Babies and Toddlers should Learn from Play, not screensnewby.17 | December 1, 2011
As a parent of a small child, I know how tempting it is to set your child down in front of the television to get some things done around the house, like cleaning or cooking…or just a minute of sanity. However, the American Academy of Pediatrics (AAP) has recently reinforced its recommendations that children under the age of 2 receive NO screen time. In a world where there are screens everywhere– at home, at the grocery store, at restaurants, this can be challenging for parents.
There are many television programs and DVDs that claim to have educational benefits for children. So when investigating further into the effect of media on children, scientists researched the potential benefits that media could have. They found that media programs are only beneficial or educational if children are able to understand the content and follow a story line. However, children under the age of 2 generally do not have this ability.
Further Key Findings:
- Unstructured play time is more valuable for the developing brain than electronic media. Children learn to think creatively, problem solve, and develop reasoning and motor skills at early ages through unstructured, unplugged play. Free play also teaches them how to entertain themselves.
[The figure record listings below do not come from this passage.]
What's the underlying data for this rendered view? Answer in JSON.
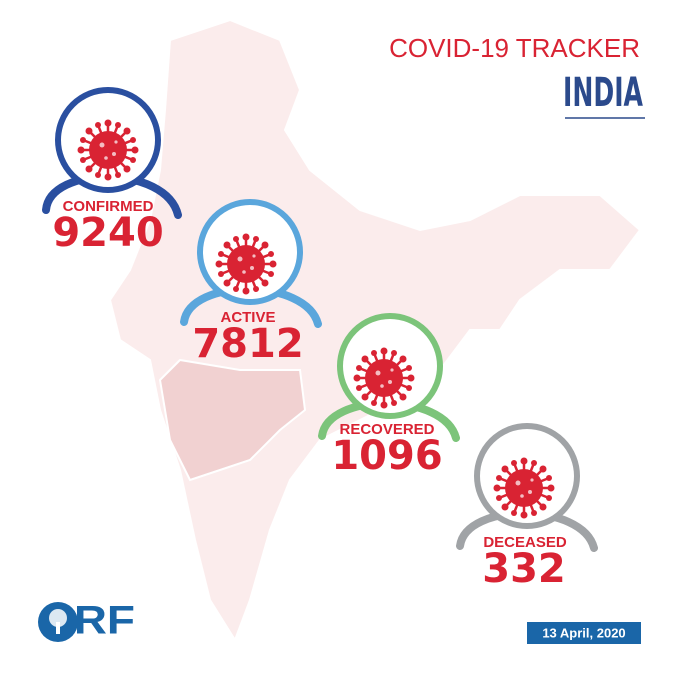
{
  "header": {
    "title": "COVID-19 TRACKER",
    "subtitle": "INDIA"
  },
  "stats": [
    {
      "label": "CONFIRMED",
      "value": 9240
    },
    {
      "label": "ACTIVE",
      "value": 7812
    },
    {
      "label": "RECOVERED",
      "value": 1096
    },
    {
      "label": "DECEASED",
      "value": 332
    }
  ],
  "date": "13 April, 2020",
  "logo": "ORF"
}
- Young children learn best from—and need—interaction with humans, not screens.
- Parents who watch TV or videos with their child may add to the child’s understanding, but children learn more from live presentations than from televised ones.
- When parents are watching their own programs, this is “background media” for their children. It distracts the parent and decreases parent-child interaction. Its presence may also interfere with a young child’s learning from play and activities.
- Television viewing around bedtime can cause poor sleep habits and irregular sleep schedules, which can adversely affect mood, behavior and learning.
- Young children with heavy media use are at risk for delays in language development once they start school, but more research is needed as to the reasons.